L'enfant qui a grandi sans apprendre de langue était autour de 1800 une question essentielle (Brigitte Schlieben-Lange, 1981) pour la philosophie et pour les sciences de l'homme.

Les philosophes et les savants de la fin du dix-huitième siècle n'ont cessé de se demander de quelle manière l'homme acquiert ses connaissances, comment il parvient à parler et quel est le rôle de la société dans son développement. Ils n'ont cessé de croire à la possibilité d'isoler de tout contact humain des nouveaux-nés pour observer leur développement intellectuel et linguistique et pour déterminer ce que l'homme doit à ses propres capacités, d'un côté, et à son éducation, de l'autre. C'est la raison pour laquelle les enfants privés de la capacité de parler attiraient fortement l'attention des scientifiques. Comment les enfants sourds-muets formaient-ils des idées par rapport aux enfants qui entendaient? Étaient-ils, comme ceux-ci, capables de former des idées complexes et abstraites? Leur langage gestuel n'était-il pas la première étape du développement de toute langue? Quelle était la somme des idées acquises par les nombreux enfants abandonnés dès leur plus jeune âge par leur famille et obligés de vivre seuls? Était-il possible de leur apprendre à parler? Ce sont des questions auxquelles on aspirait à répondre de la manière la plus détaillée possible en se basant uniquement sur des faits préalablement observés. Le but était de reconstituer la naissance des idées et de la langue à partir de cas concrets qu'on considérait comme une sorte d'extrait du développement du genre humain. C'est pourquoi les professeurs de Grammaire Générale des Écoles Centrales nouvellement créées en 1795 en discutent, car ils ont pour tâche de faire découvrir à leurs élèves tout ce qui se passe en eux quand ils pensent, parlent et raisonnent.

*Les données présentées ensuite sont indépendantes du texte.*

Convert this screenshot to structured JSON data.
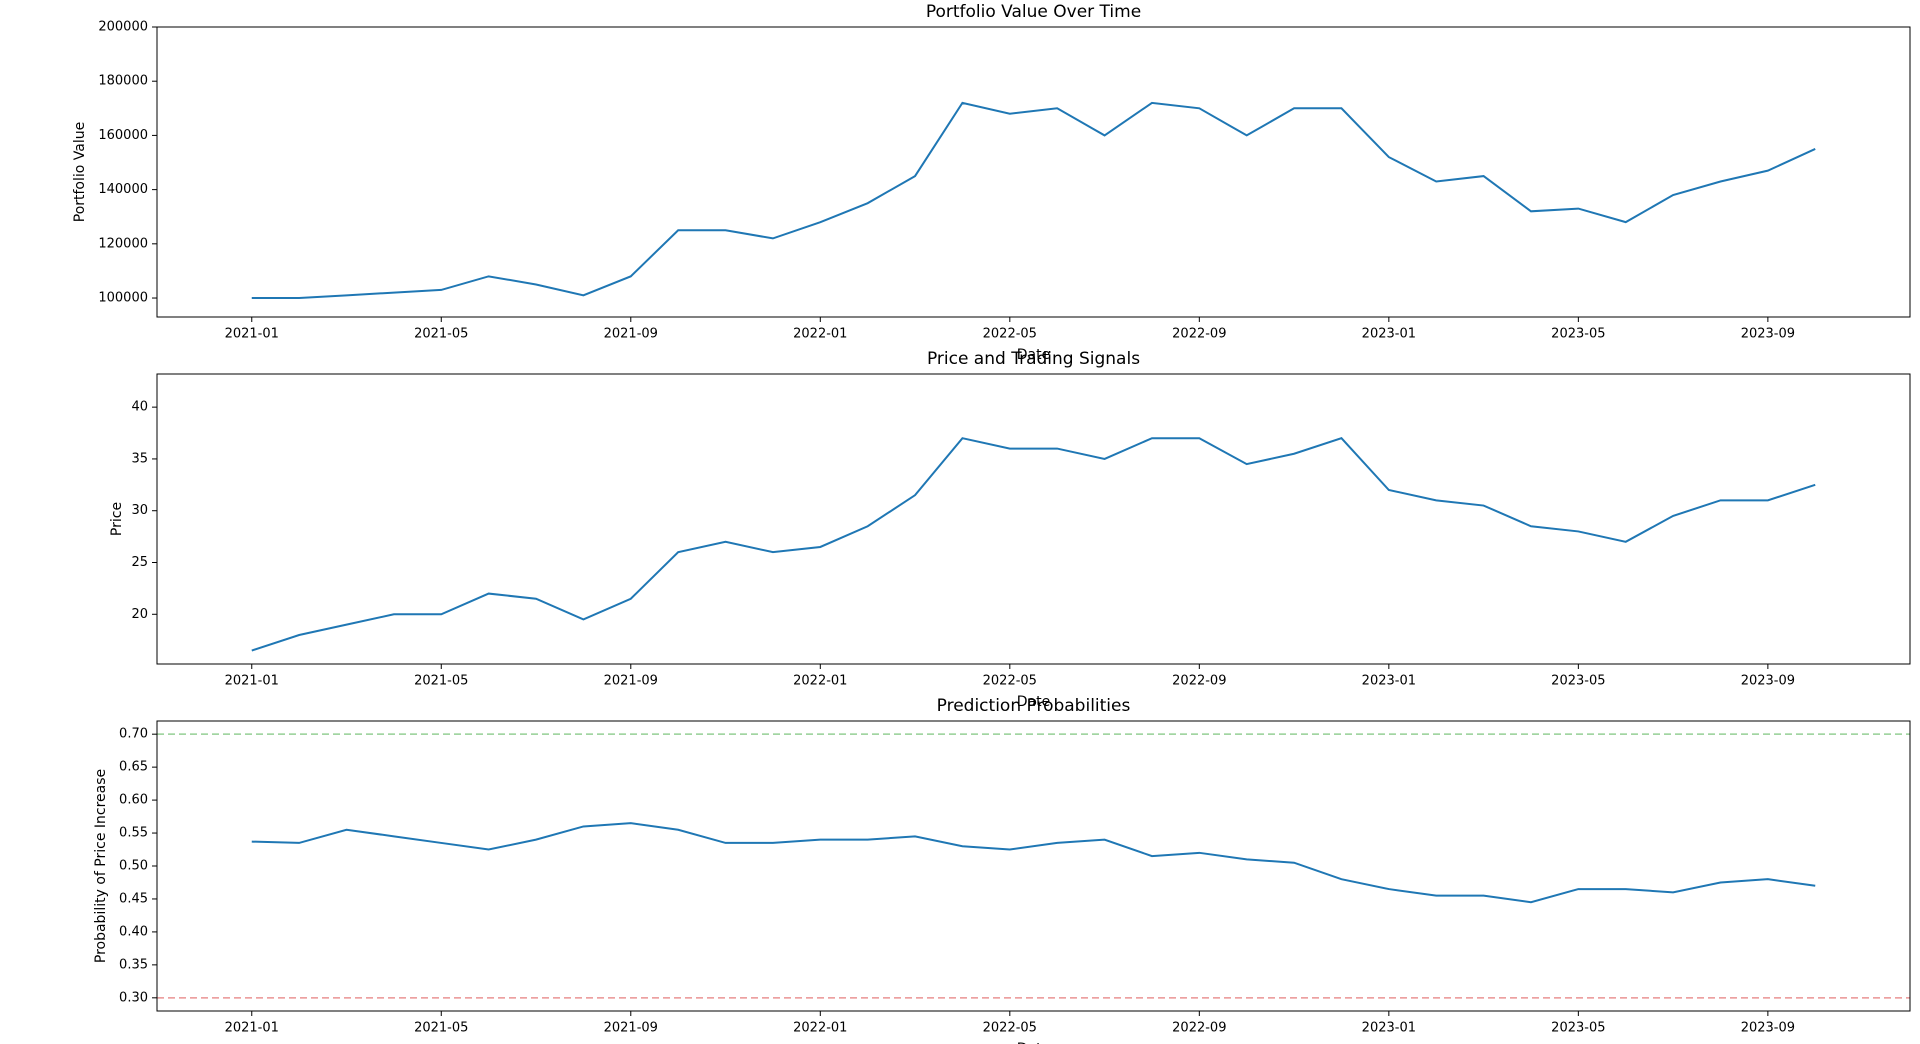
{
  "chart_data": [
    {
      "type": "line",
      "title": "Portfolio Value Over Time",
      "x_label": "Date",
      "y_label": "Portfolio Value",
      "x": [
        "2021-01",
        "2021-02",
        "2021-03",
        "2021-04",
        "2021-05",
        "2021-06",
        "2021-07",
        "2021-08",
        "2021-09",
        "2021-10",
        "2021-11",
        "2021-12",
        "2022-01",
        "2022-02",
        "2022-03",
        "2022-04",
        "2022-05",
        "2022-06",
        "2022-07",
        "2022-08",
        "2022-09",
        "2022-10",
        "2022-11",
        "2022-12",
        "2023-01",
        "2023-02",
        "2023-03",
        "2023-04",
        "2023-05",
        "2023-06",
        "2023-07",
        "2023-08",
        "2023-09",
        "2023-10"
      ],
      "series": [
        {
          "name": "Portfolio Value",
          "color": "#1f77b4",
          "values": [
            100000,
            100000,
            101000,
            102000,
            103000,
            108000,
            105000,
            101000,
            108000,
            125000,
            125000,
            122000,
            128000,
            135000,
            145000,
            172000,
            168000,
            170000,
            160000,
            172000,
            170000,
            160000,
            170000,
            170000,
            152000,
            143000,
            145000,
            132000,
            133000,
            128000,
            138000,
            143000,
            147000,
            155000
          ]
        }
      ],
      "xlim": [
        "2020-11",
        "2023-12"
      ],
      "xticks": [
        "2021-01",
        "2021-05",
        "2021-09",
        "2022-01",
        "2022-05",
        "2022-09",
        "2023-01",
        "2023-05",
        "2023-09"
      ],
      "ylim": [
        93000,
        200000
      ],
      "yticks": [
        100000,
        120000,
        140000,
        160000,
        180000,
        200000
      ]
    },
    {
      "type": "line",
      "title": "Price and Trading Signals",
      "x_label": "Date",
      "y_label": "Price",
      "x": [
        "2021-01",
        "2021-02",
        "2021-03",
        "2021-04",
        "2021-05",
        "2021-06",
        "2021-07",
        "2021-08",
        "2021-09",
        "2021-10",
        "2021-11",
        "2021-12",
        "2022-01",
        "2022-02",
        "2022-03",
        "2022-04",
        "2022-05",
        "2022-06",
        "2022-07",
        "2022-08",
        "2022-09",
        "2022-10",
        "2022-11",
        "2022-12",
        "2023-01",
        "2023-02",
        "2023-03",
        "2023-04",
        "2023-05",
        "2023-06",
        "2023-07",
        "2023-08",
        "2023-09",
        "2023-10"
      ],
      "series": [
        {
          "name": "Price",
          "color": "#1f77b4",
          "values": [
            16.5,
            18,
            19,
            20,
            20,
            22,
            21.5,
            19.5,
            21.5,
            26,
            27,
            26,
            26.5,
            28.5,
            31.5,
            37,
            36,
            36,
            35,
            37,
            37,
            34.5,
            35.5,
            37,
            32,
            31,
            30.5,
            28.5,
            28,
            27,
            29.5,
            31,
            31,
            32.5
          ]
        }
      ],
      "xlim": [
        "2020-11",
        "2023-12"
      ],
      "xticks": [
        "2021-01",
        "2021-05",
        "2021-09",
        "2022-01",
        "2022-05",
        "2022-09",
        "2023-01",
        "2023-05",
        "2023-09"
      ],
      "ylim": [
        15.2,
        43.2
      ],
      "yticks": [
        20,
        25,
        30,
        35,
        40
      ]
    },
    {
      "type": "line",
      "title": "Prediction Probabilities",
      "x_label": "Date",
      "y_label": "Probability of Price Increase",
      "x": [
        "2021-01",
        "2021-02",
        "2021-03",
        "2021-04",
        "2021-05",
        "2021-06",
        "2021-07",
        "2021-08",
        "2021-09",
        "2021-10",
        "2021-11",
        "2021-12",
        "2022-01",
        "2022-02",
        "2022-03",
        "2022-04",
        "2022-05",
        "2022-06",
        "2022-07",
        "2022-08",
        "2022-09",
        "2022-10",
        "2022-11",
        "2022-12",
        "2023-01",
        "2023-02",
        "2023-03",
        "2023-04",
        "2023-05",
        "2023-06",
        "2023-07",
        "2023-08",
        "2023-09",
        "2023-10"
      ],
      "series": [
        {
          "name": "Probability",
          "color": "#1f77b4",
          "values": [
            0.537,
            0.535,
            0.555,
            0.545,
            0.535,
            0.525,
            0.54,
            0.56,
            0.565,
            0.555,
            0.535,
            0.535,
            0.54,
            0.54,
            0.545,
            0.53,
            0.525,
            0.535,
            0.54,
            0.515,
            0.52,
            0.51,
            0.505,
            0.48,
            0.465,
            0.455,
            0.455,
            0.445,
            0.465,
            0.465,
            0.46,
            0.475,
            0.48,
            0.47
          ]
        }
      ],
      "hlines": [
        {
          "value": 0.7,
          "color": "#2ca02c"
        },
        {
          "value": 0.3,
          "color": "#d62728"
        }
      ],
      "xlim": [
        "2020-11",
        "2023-12"
      ],
      "xticks": [
        "2021-01",
        "2021-05",
        "2021-09",
        "2022-01",
        "2022-05",
        "2022-09",
        "2023-01",
        "2023-05",
        "2023-09"
      ],
      "ylim": [
        0.28,
        0.72
      ],
      "yticks": [
        {
          "value": 0.3,
          "label": "0.30"
        },
        0.35,
        {
          "value": 0.4,
          "label": "0.40"
        },
        0.45,
        {
          "value": 0.5,
          "label": "0.50"
        },
        0.55,
        {
          "value": 0.6,
          "label": "0.60"
        },
        0.65,
        {
          "value": 0.7,
          "label": "0.70"
        }
      ]
    }
  ]
}
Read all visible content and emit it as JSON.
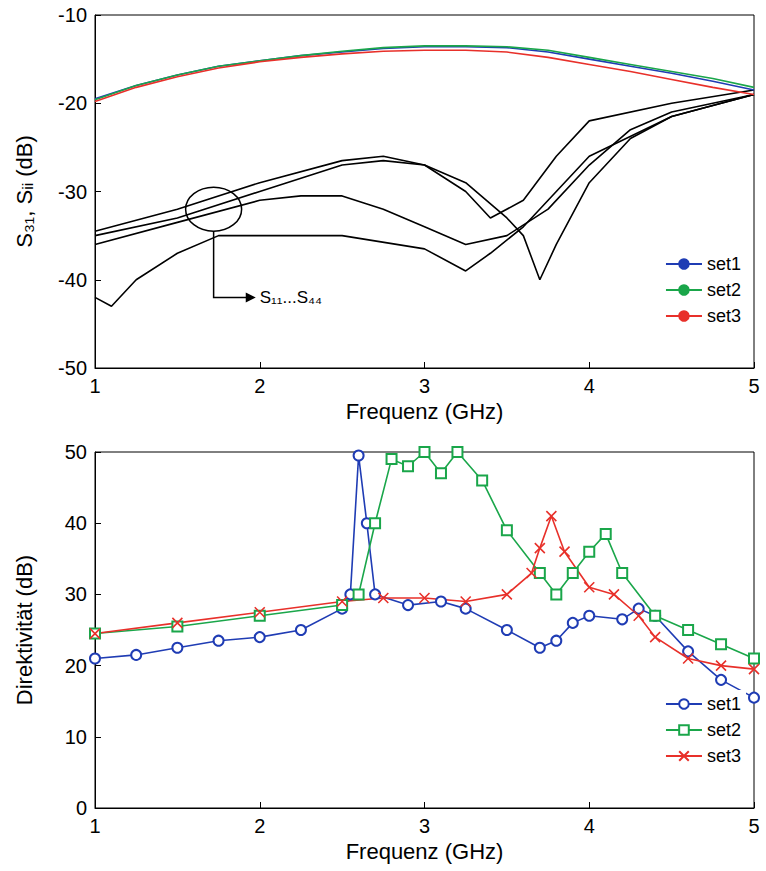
{
  "chart_data": [
    {
      "type": "line",
      "xlabel": "Frequenz (GHz)",
      "ylabel": "S₃₁, Sᵢᵢ (dB)",
      "xlim": [
        1,
        5
      ],
      "xticks": [
        1,
        2,
        3,
        4,
        5
      ],
      "ylim": [
        -50,
        -10
      ],
      "yticks": [
        -50,
        -40,
        -30,
        -20,
        -10
      ],
      "grid": false,
      "legend": "lower right",
      "series": [
        {
          "name": "set1",
          "color": "#1f3cb4",
          "x": [
            1,
            1.25,
            1.5,
            1.75,
            2,
            2.25,
            2.5,
            2.75,
            3,
            3.25,
            3.5,
            3.75,
            4,
            4.25,
            4.5,
            4.75,
            5
          ],
          "values": [
            -19.5,
            -18,
            -16.8,
            -15.8,
            -15.2,
            -14.6,
            -14.2,
            -13.8,
            -13.6,
            -13.6,
            -13.7,
            -14.2,
            -15,
            -15.8,
            -16.6,
            -17.5,
            -18.5
          ]
        },
        {
          "name": "set2",
          "color": "#1aa64a",
          "x": [
            1,
            1.25,
            1.5,
            1.75,
            2,
            2.25,
            2.5,
            2.75,
            3,
            3.25,
            3.5,
            3.75,
            4,
            4.25,
            4.5,
            4.75,
            5
          ],
          "values": [
            -19.6,
            -18,
            -16.8,
            -15.8,
            -15.2,
            -14.6,
            -14.1,
            -13.7,
            -13.5,
            -13.5,
            -13.6,
            -14,
            -14.8,
            -15.6,
            -16.4,
            -17.2,
            -18.2
          ]
        },
        {
          "name": "set3",
          "color": "#e8302a",
          "x": [
            1,
            1.25,
            1.5,
            1.75,
            2,
            2.25,
            2.5,
            2.75,
            3,
            3.25,
            3.5,
            3.75,
            4,
            4.25,
            4.5,
            4.75,
            5
          ],
          "values": [
            -19.8,
            -18.2,
            -17,
            -16,
            -15.3,
            -14.8,
            -14.4,
            -14.1,
            -14,
            -14,
            -14.2,
            -14.8,
            -15.6,
            -16.4,
            -17.3,
            -18.2,
            -19
          ]
        },
        {
          "color": "#000000",
          "x": [
            1,
            1.5,
            2,
            2.5,
            2.75,
            3,
            3.25,
            3.5,
            3.6,
            3.7,
            3.8,
            4,
            4.25,
            4.5,
            5
          ],
          "values": [
            -35,
            -33,
            -30,
            -27,
            -26.5,
            -27,
            -29,
            -33,
            -35,
            -40,
            -36,
            -29,
            -24,
            -21.5,
            -19
          ]
        },
        {
          "color": "#000000",
          "x": [
            1,
            1.5,
            2,
            2.5,
            2.75,
            3,
            3.25,
            3.4,
            3.6,
            3.8,
            4,
            4.5,
            5
          ],
          "values": [
            -34.5,
            -32,
            -29,
            -26.5,
            -26,
            -27,
            -30,
            -33,
            -31,
            -26,
            -22,
            -20,
            -18.5
          ]
        },
        {
          "color": "#000000",
          "x": [
            1,
            1.5,
            2,
            2.25,
            2.5,
            2.75,
            3,
            3.25,
            3.5,
            3.75,
            4,
            4.25,
            4.5,
            5
          ],
          "values": [
            -36,
            -33.5,
            -31,
            -30.5,
            -30.5,
            -32,
            -34,
            -36,
            -35,
            -32,
            -27,
            -23,
            -21,
            -19
          ]
        },
        {
          "color": "#000000",
          "x": [
            1,
            1.1,
            1.25,
            1.5,
            1.75,
            2,
            2.5,
            3,
            3.25,
            3.4,
            3.6,
            3.8,
            4,
            4.5,
            5
          ],
          "values": [
            -42,
            -43,
            -40,
            -37,
            -35,
            -35,
            -35,
            -36.5,
            -39,
            -37,
            -34,
            -30,
            -26,
            -21.5,
            -19
          ]
        }
      ],
      "annotations": [
        {
          "text": "S₁₁...S₄₄",
          "x": 2.0,
          "y": -42,
          "point": [
            1.72,
            -32
          ]
        }
      ]
    },
    {
      "type": "line",
      "xlabel": "Frequenz (GHz)",
      "ylabel": "Direktivität (dB)",
      "xlim": [
        1,
        5
      ],
      "xticks": [
        1,
        2,
        3,
        4,
        5
      ],
      "ylim": [
        0,
        50
      ],
      "yticks": [
        0,
        10,
        20,
        30,
        40,
        50
      ],
      "grid": false,
      "legend": "lower right",
      "series": [
        {
          "name": "set1",
          "color": "#1f3cb4",
          "marker": "circle",
          "x": [
            1,
            1.25,
            1.5,
            1.75,
            2,
            2.25,
            2.5,
            2.55,
            2.6,
            2.65,
            2.7,
            2.9,
            3.1,
            3.25,
            3.5,
            3.7,
            3.8,
            3.9,
            4,
            4.2,
            4.3,
            4.4,
            4.6,
            4.8,
            5
          ],
          "values": [
            21,
            21.5,
            22.5,
            23.5,
            24,
            25,
            28,
            30,
            49.5,
            40,
            30,
            28.5,
            29,
            28,
            25,
            22.5,
            23.5,
            26,
            27,
            26.5,
            28,
            27,
            22,
            18,
            15.5
          ]
        },
        {
          "name": "set2",
          "color": "#1aa64a",
          "marker": "square",
          "x": [
            1,
            1.5,
            2,
            2.5,
            2.6,
            2.7,
            2.8,
            2.9,
            3,
            3.1,
            3.2,
            3.35,
            3.5,
            3.7,
            3.8,
            3.9,
            4,
            4.1,
            4.2,
            4.4,
            4.6,
            4.8,
            5
          ],
          "values": [
            24.5,
            25.5,
            27,
            28.5,
            30,
            40,
            49,
            48,
            50,
            47,
            50,
            46,
            39,
            33,
            30,
            33,
            36,
            38.5,
            33,
            27,
            25,
            23,
            21
          ]
        },
        {
          "name": "set3",
          "color": "#e8302a",
          "marker": "x",
          "x": [
            1,
            1.5,
            2,
            2.5,
            2.75,
            3,
            3.25,
            3.5,
            3.65,
            3.7,
            3.77,
            3.85,
            4,
            4.15,
            4.3,
            4.4,
            4.6,
            4.8,
            5
          ],
          "values": [
            24.5,
            26,
            27.5,
            29,
            29.5,
            29.5,
            29,
            30,
            33,
            36.5,
            41,
            36,
            31,
            30,
            27,
            24,
            21,
            20,
            19.5
          ]
        }
      ]
    }
  ]
}
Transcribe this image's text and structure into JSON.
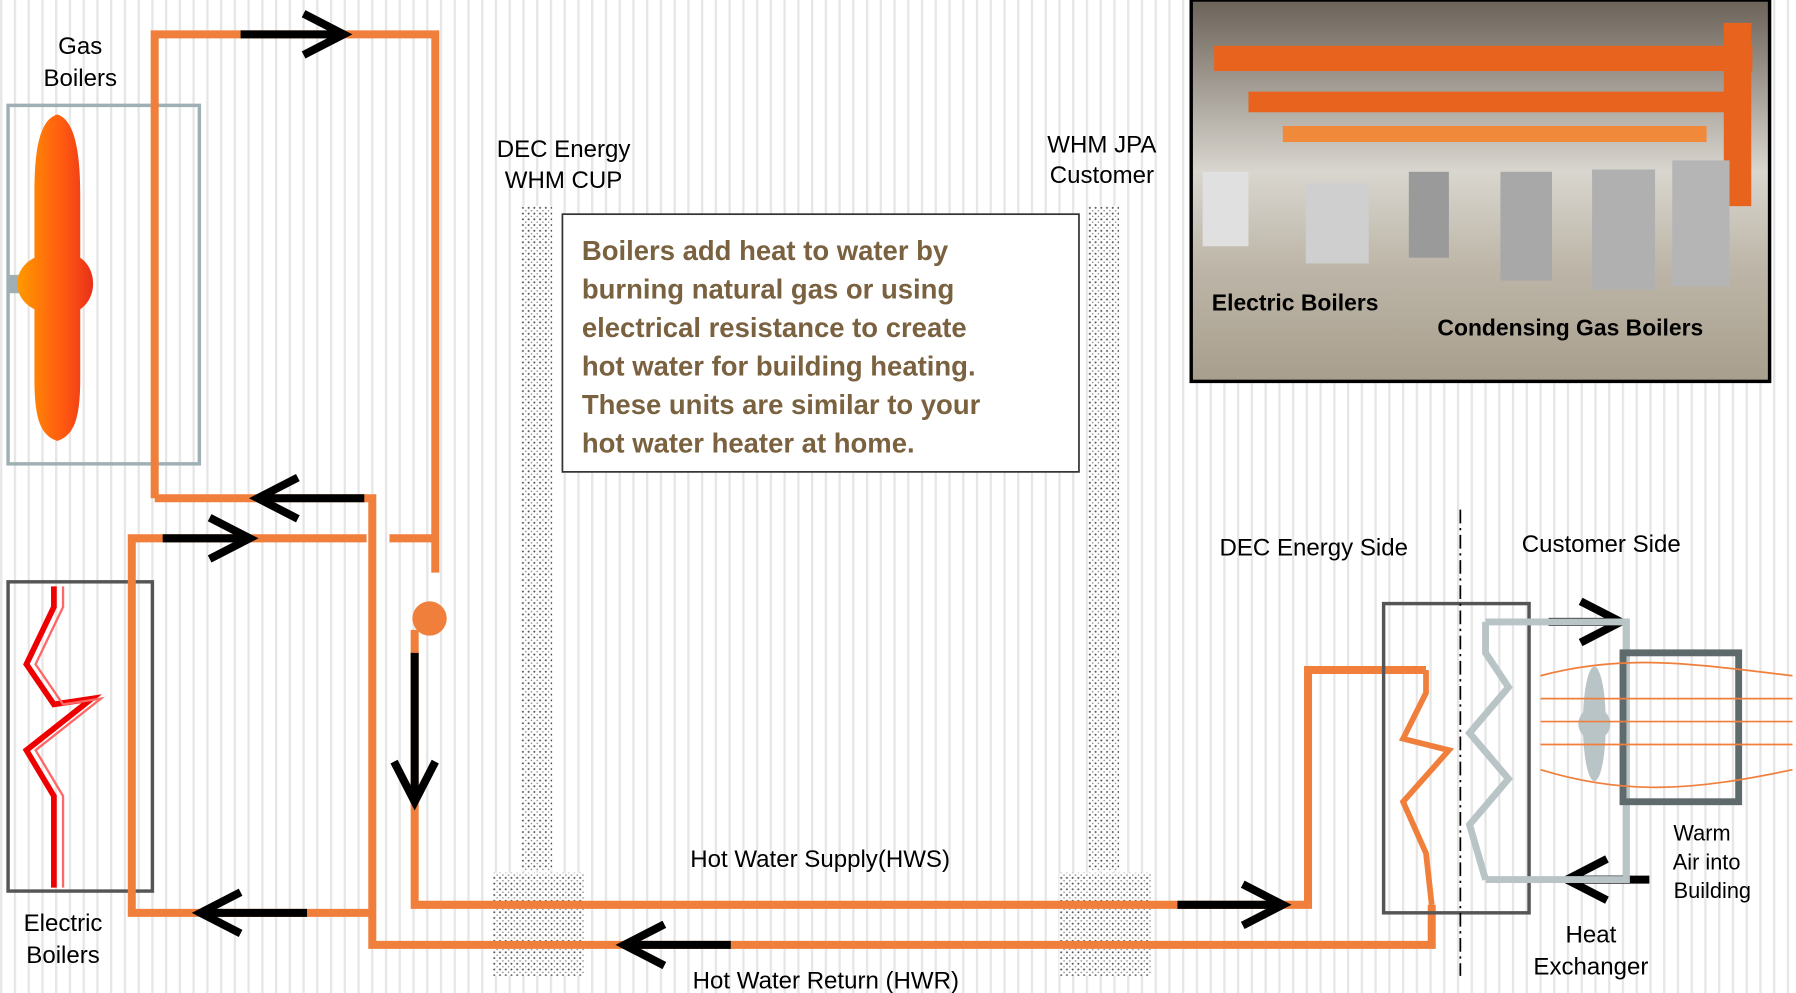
{
  "diagram": {
    "gas_boilers": [
      "Gas",
      "Boilers"
    ],
    "electric_boilers": [
      "Electric",
      "Boilers"
    ],
    "dec_cup": [
      "DEC Energy",
      "WHM CUP"
    ],
    "whm_jpa": [
      "WHM JPA",
      "Customer"
    ],
    "note": [
      "Boilers add heat to water by",
      "burning natural gas or using",
      "electrical resistance to create",
      "hot water for building heating.",
      "These units are similar to your",
      "hot water heater at home."
    ],
    "hws": "Hot Water Supply(HWS)",
    "hwr": "Hot Water Return (HWR)",
    "dec_side": "DEC Energy Side",
    "customer_side": "Customer Side",
    "warm_air": [
      "Warm",
      "Air into",
      "Building"
    ],
    "heat_exchanger": [
      "Heat",
      "Exchanger"
    ]
  },
  "photo": {
    "left_label": "Electric Boilers",
    "right_label": "Condensing Gas Boilers"
  }
}
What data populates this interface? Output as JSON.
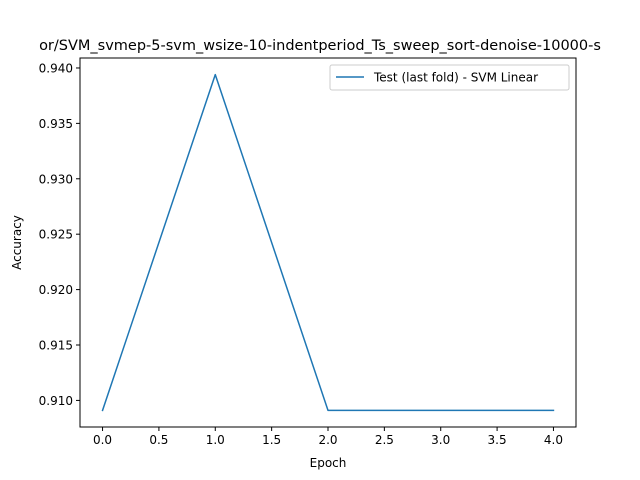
{
  "chart_data": {
    "type": "line",
    "title": "or/SVM_svmep-5-svm_wsize-10-indentperiod_Ts_sweep_sort-denoise-10000-s",
    "xlabel": "Epoch",
    "ylabel": "Accuracy",
    "xlim": [
      -0.2,
      4.2
    ],
    "ylim": [
      0.9076,
      0.9409
    ],
    "xticks": [
      0.0,
      0.5,
      1.0,
      1.5,
      2.0,
      2.5,
      3.0,
      3.5,
      4.0
    ],
    "xtick_labels": [
      "0.0",
      "0.5",
      "1.0",
      "1.5",
      "2.0",
      "2.5",
      "3.0",
      "3.5",
      "4.0"
    ],
    "yticks": [
      0.91,
      0.915,
      0.92,
      0.925,
      0.93,
      0.935,
      0.94
    ],
    "ytick_labels": [
      "0.910",
      "0.915",
      "0.920",
      "0.925",
      "0.930",
      "0.935",
      "0.940"
    ],
    "grid": false,
    "legend_position": "top-right",
    "series": [
      {
        "name": "Test (last fold) - SVM Linear",
        "color": "#1f77b4",
        "x": [
          0,
          1,
          2,
          3,
          4
        ],
        "y": [
          0.9091,
          0.9394,
          0.9091,
          0.9091,
          0.9091
        ]
      }
    ]
  }
}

L'apparition de l'enfant sauvage était donc philosophiquement bien préparée (Hans Blumenberg, 1989) lorsque, au début de l'année 1800, un petit garçon qui avait apparemment vécu dans les forêts et qui ne parlait pas, fut capturé dans le département de l'Aveyron. Le jeune médecin de l'Institution Nationale des sourds-muets, Jean-Marc Gaspard Itard, prend en charge l'éducation de cet enfant sauvage et présente ses résultats devant la Société des Observateurs de l'homme dans un premier mémoire de 1801 (De l'éducation d'un homme sauvage ou des premiers développements physiques et moraux du jeune sauvage de l'Aveyron), et dans un deuxième en 1806 (Rapport fait à son excellence le ministre de l'Intérieur sur les nouveaux développements et l'état actuel du sauvage de l'Aveyron). Destutt de Tracy, le chef de file d'un groupe de chercheurs appelés Idéologues, avait réclamé qu'on observe un enfant sauvage avec les précautions nécessaires et les détails suffisants (Élémens d'idéologie, 1801). C'est Itard qui répondra à cette exigence dans ses mémoires.

François Truffaut s'inspire des rapports d'Itard et tourne sur le sujet le célèbre film L'enfant sauvage (1969), qui a profondément marqué notre image de cet enfant. Le metteur en scène lui-même y joue le rôle du docteur Itard, tout en se servant de plus de cinquante citations puisées dans les textes originaux.
La discussion du cas de l'enfant sauvage de l'Aveyron persiste jusqu'à nos jours, donnant lieu à de nombreuses publications.

L'exposition montre quelques éléments de l'éducation de l'enfant sauvage tout en les intégrant dans la discussion linguistique de l'époque.